Obama doesn't need 'friends' like Jackson
     Like an old quarterback past his marginal prime, the Rev. Jesse Jackson needs to fade away.  Fast.  His latest slip of the mostly unintelligible lip confirms his inability to realize there is a new “Somebothay” in town.
     For the second time in less than a year, Jackson has made disparaging remarks with racial overtones about Barack Obama.  Last September, Jackson accused Obama of “acting like he’s white” because Obama refused to join the Jena Six circus.  His latest remark is more disgraceful than that.  His sort of apology is even worse.
     Unaware that his microphone was still activated, Jackson was recorded voicing his displeasure with Obama for talking down to black people and churches.  Taking exception to Obama’s charge that blacks should assume more personal responsibility, Jackson was recorded saying he wanted to cut off the senator’s private parts.
     Everyone has a right to disagree with political agendas.  As part of our democratic process, we are also allowed to criticize our government; but to make even rhetorical threats of violence is shameful and should be illegal.  In the “hood,” or black community, what Jackson does is called the crab syndrome.  This is how it works.  If you resent a black person struggling but succeeding in climbing out of the bucket, reach up and pull him or her back down.  Jackson ’s resentment of Obama’s success is evident.
     Obama has gone where no black man has gone before.  Obama is living Jesse Jackson’s fantasy, and he is doing it without Jackson’s tutelage.  Unfortunately, it was the death of Dr.
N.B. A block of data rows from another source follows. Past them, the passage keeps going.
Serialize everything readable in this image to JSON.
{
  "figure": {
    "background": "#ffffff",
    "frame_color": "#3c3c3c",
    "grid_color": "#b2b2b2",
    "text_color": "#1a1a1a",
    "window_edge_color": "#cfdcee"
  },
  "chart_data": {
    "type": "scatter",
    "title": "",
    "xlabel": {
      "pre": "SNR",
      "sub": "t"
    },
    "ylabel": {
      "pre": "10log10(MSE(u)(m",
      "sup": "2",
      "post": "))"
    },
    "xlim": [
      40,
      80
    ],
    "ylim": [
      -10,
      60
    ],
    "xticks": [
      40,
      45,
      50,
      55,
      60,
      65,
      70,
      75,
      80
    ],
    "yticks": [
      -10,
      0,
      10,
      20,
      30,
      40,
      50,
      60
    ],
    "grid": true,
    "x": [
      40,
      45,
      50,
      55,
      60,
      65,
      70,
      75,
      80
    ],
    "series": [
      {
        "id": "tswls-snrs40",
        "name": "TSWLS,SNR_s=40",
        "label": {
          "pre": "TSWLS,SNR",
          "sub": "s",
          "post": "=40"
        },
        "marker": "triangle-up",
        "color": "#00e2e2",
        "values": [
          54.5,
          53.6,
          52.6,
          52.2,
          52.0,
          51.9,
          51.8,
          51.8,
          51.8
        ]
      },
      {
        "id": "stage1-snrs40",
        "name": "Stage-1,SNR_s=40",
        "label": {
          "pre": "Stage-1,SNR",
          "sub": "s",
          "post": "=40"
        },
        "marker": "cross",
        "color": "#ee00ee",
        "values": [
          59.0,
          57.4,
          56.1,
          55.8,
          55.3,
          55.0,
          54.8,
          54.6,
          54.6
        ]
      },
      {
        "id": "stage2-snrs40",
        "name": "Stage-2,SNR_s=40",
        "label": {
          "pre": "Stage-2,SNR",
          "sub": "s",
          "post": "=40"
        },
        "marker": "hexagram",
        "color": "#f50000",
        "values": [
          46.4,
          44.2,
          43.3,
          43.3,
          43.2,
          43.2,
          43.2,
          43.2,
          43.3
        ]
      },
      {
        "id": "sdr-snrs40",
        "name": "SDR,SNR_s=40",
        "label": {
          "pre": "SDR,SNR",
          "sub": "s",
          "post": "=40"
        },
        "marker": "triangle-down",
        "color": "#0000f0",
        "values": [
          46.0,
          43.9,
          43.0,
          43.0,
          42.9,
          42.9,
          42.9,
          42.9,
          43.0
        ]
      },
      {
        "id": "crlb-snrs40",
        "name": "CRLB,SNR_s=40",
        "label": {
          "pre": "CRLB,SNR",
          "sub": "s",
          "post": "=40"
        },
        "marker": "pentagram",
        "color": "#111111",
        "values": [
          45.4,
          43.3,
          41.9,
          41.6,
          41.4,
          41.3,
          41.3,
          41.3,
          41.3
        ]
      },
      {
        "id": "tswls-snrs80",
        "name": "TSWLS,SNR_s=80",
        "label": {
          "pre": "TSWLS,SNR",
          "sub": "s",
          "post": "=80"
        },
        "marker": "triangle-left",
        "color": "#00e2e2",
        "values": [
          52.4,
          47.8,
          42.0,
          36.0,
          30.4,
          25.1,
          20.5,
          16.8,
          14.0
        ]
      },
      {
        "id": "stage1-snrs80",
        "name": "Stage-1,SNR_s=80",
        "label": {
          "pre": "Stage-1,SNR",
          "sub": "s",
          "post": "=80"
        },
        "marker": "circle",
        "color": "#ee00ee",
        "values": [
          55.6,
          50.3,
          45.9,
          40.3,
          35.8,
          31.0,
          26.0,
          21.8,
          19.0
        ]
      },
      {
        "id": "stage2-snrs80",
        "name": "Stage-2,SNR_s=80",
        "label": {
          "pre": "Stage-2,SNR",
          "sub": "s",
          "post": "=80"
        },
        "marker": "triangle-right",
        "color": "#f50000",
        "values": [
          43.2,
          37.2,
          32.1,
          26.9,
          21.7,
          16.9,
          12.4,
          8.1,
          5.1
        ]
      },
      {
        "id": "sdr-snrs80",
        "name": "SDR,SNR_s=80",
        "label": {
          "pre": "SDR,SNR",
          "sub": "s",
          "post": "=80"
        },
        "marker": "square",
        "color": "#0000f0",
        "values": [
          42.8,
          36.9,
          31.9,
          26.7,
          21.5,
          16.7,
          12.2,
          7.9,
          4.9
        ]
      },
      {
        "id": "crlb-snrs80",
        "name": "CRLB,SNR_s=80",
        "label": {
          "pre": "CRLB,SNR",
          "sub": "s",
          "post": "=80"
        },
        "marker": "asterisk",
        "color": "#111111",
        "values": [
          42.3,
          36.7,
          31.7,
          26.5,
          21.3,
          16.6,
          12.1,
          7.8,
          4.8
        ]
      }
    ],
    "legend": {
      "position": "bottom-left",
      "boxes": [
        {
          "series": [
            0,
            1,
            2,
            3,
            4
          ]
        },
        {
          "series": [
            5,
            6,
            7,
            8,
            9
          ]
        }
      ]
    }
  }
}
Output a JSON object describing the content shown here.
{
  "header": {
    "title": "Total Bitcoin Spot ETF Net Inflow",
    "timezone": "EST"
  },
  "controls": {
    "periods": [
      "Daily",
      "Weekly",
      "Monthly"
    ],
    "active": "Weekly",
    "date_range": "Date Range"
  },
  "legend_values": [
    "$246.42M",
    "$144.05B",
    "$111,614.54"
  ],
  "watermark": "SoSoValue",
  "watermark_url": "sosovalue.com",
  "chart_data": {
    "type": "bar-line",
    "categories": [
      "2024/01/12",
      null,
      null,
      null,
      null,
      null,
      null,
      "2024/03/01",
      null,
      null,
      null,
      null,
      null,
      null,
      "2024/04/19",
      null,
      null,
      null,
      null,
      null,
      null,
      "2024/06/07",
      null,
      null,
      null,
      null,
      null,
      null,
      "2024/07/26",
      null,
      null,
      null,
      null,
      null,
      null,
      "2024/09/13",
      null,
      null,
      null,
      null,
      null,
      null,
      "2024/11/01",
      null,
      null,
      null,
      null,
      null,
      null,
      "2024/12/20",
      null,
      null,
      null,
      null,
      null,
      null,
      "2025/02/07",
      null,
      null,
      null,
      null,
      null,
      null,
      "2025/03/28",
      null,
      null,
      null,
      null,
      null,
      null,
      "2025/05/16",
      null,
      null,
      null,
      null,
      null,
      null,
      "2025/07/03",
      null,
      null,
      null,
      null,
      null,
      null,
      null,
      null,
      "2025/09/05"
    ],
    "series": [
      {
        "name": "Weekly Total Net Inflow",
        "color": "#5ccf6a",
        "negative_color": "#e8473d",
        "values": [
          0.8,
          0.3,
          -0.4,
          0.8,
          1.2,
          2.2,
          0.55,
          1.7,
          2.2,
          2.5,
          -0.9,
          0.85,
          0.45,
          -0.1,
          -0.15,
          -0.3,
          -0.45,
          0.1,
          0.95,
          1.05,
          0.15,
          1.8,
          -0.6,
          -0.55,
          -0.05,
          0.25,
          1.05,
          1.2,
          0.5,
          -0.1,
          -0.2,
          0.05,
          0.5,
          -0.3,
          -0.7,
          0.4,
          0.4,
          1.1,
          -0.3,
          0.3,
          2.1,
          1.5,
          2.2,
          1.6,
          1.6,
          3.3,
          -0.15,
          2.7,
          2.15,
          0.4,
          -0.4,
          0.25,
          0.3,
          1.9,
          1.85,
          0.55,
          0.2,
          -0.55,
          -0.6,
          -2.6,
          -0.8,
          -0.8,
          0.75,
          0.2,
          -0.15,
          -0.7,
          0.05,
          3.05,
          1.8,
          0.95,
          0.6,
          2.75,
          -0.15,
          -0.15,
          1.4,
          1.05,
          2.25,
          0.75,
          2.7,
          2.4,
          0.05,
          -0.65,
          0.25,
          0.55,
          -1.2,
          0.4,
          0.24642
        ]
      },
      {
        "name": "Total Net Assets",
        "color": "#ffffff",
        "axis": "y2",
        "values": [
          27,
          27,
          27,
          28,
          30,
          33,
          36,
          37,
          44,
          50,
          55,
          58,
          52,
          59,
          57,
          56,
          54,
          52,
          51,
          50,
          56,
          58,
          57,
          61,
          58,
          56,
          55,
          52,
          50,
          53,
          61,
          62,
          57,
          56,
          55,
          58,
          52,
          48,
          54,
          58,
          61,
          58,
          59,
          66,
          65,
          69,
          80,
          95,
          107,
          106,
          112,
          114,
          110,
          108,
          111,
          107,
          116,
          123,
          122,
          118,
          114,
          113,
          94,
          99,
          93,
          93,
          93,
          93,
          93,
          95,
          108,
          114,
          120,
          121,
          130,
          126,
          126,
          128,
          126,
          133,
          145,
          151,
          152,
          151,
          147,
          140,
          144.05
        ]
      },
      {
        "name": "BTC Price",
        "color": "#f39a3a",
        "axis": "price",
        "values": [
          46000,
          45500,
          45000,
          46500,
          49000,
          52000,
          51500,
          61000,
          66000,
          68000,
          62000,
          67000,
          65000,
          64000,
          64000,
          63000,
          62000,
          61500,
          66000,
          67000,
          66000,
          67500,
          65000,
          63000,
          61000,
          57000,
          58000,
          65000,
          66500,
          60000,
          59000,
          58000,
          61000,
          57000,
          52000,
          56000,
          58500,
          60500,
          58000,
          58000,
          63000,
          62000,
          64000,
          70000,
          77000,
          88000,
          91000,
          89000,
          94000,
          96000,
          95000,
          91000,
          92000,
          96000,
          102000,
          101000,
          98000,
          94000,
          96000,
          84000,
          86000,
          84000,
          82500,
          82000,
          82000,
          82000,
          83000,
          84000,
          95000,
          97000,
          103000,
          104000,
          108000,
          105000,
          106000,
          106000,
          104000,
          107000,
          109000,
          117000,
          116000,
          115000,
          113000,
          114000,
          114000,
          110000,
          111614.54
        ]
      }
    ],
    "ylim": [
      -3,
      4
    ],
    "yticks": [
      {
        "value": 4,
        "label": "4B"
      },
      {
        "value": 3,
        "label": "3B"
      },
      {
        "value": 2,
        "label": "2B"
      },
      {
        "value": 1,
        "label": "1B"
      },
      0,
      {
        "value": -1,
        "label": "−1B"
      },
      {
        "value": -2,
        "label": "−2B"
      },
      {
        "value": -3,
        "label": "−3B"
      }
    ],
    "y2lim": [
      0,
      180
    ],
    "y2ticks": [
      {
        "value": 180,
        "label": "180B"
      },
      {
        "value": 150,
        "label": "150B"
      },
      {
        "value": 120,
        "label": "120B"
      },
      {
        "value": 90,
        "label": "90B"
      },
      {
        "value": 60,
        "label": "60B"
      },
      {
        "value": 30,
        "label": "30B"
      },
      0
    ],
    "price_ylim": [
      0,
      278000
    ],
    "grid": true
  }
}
Martin Luther King Jr. that paved the way for Jackson to achieve notoriety.
     Fortunately, it is someone like Obama who is paving over his divisive influence.  Obama is empowering and influencing a younger, less bitter, more enlightened generation.  Jesse and his longtime, over-60, resentful, payback mentality worshippers are past their prime.  Their outdated tactics of threats of boycotts and buyouts to avoid being labeled a racist are useless.  Somehow they missed the memo that America has changed and so has its headliners.
     As part of his apology, which was not really an apology, Jackson said his issue with Obama was that he was not holding the government and its policies accountable for the problems of the black community.  That old woe-is-black-me-let-the government-fix-it ideology is what doomed Jackson’s political aspirations.  Jackson failed because he has always made race a national issue; Obama is succeeding because he refuses to make race an issue.
     Say what you will about Barack’s quasi-socialist agenda, but he has never succumbed to the rhetoric that our government is responsible for the plight of black Americans.  To his credit and fault, his message has been too much universal government support of every American demographic.
     I respect how Obama handled the Jackson issue.  If given the chance to advise him, though, I would suggest that before he requires Americans to learn Spanish, he should make sure we all speak English.  And start with Jesse Jackson.
     Jackson said he is sorry “for any hurt or harm that this hot microphone private conversation may have caused.”
     He added, “My support for Senator Obama’s campaign is wide and deep, and unequivocal.”  With that type of support, Obama doesn’t need enemies.
     This kind of public stupidity, especially from someone who has enjoyed and benefited from public persona, is baffling.  Certainly makes one wonder.  What if Don Imus or any white man had whisperingly wished to “de-man” Obama?  Would he have been allowed to use the “hot microphone” or “it was meant to be private” excuse?  And why hasn’t Al Sharpton demanded Jesse Jackson be fired?